According to Rao, with 17 percent market share, Lufthansa is e second largest carrier on China-Europe routes while Air China is the no. 1 carrier on the routes with a market share 22 percent. Northern Europe and Russia are excluded from the partnership signed on Tuesday and the market share figures, she said.
For Air China, the domestic market accounts for more than 60 percent of revenue and the deal will help the airline reduce its reliance on the domestic market. Lufthansa would be allowed to extend its reach in a country poised to overtake the U.S. as the world’s largest air-travel market by the partnership whose preliminary agreement was announced in 2014.
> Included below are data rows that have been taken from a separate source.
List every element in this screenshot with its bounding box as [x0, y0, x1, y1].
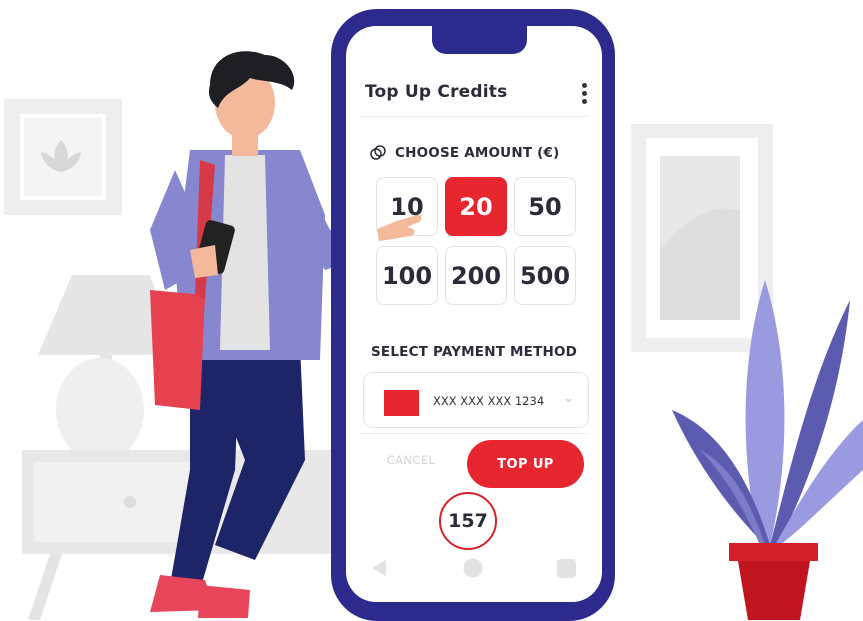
recent-apps-icon[interactable] — [557, 559, 576, 578]
payment-method-select[interactable]: XXX XXX XXX 1234 ⌄ — [363, 372, 589, 428]
left-picture-frame — [4, 99, 122, 215]
amount-option-200[interactable]: 200 — [445, 246, 507, 305]
phone-notch — [432, 18, 527, 54]
amount-option-20[interactable]: 20 — [445, 177, 507, 236]
pointing-hand — [377, 214, 422, 241]
payment-label: SELECT PAYMENT METHOD — [371, 344, 578, 360]
home-nav-icon[interactable] — [463, 558, 483, 578]
screen-title: Top Up Credits — [365, 82, 508, 102]
amount-option-50[interactable]: 50 — [514, 177, 576, 236]
cancel-button[interactable]: CANCEL — [376, 453, 446, 475]
title-divider — [360, 116, 588, 117]
amount-option-500[interactable]: 500 — [514, 246, 576, 305]
more-vert-icon[interactable] — [578, 83, 590, 107]
coin-icon — [370, 145, 386, 160]
amount-label: CHOOSE AMOUNT (€) — [395, 145, 560, 161]
card-number: XXX XXX XXX 1234 — [433, 394, 545, 408]
chevron-down-icon: ⌄ — [563, 391, 574, 406]
card-icon — [384, 390, 419, 416]
number-badge: 157 — [439, 492, 497, 550]
top-up-button[interactable]: TOP UP — [467, 440, 584, 488]
amount-option-100[interactable]: 100 — [376, 246, 438, 305]
back-nav-icon[interactable] — [370, 559, 388, 577]
actions-divider — [360, 433, 588, 434]
right-picture-frame — [631, 124, 773, 352]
And as Lufthansa seeks to fend off threats including from Gulf carriers such as Emirates and Qatar Airways, the agreement also adds to Lufthansa’s network of revenue-sharing agreements for major markets.
The German carrier already has other network partners including United Airlines, Air Canada and Japan’s ANA Holdings Inc. and last year struck a similar revenue-sharing pact with Singapore Airlines Ltd.
As of 10:55 a.m. in Frankfurt trading, Lufthansa fell 1.7 percent to 10.285 euros. Shares of Air China traded in Hong Kong fell 0.9 percent to close at HK$5.47.
According to CAPA Centre for Aviation in London, close to half of Lufthansa’s long-haul
capacity would be covered by commercial joint ventures after the Air China agreement.
Lufthansa and Air China also jointly own Ameco Beihing, an aircraft maintenance company they established in 1989 that employs more than 11,000 people in addition to operating passenger flights under code-share agreements.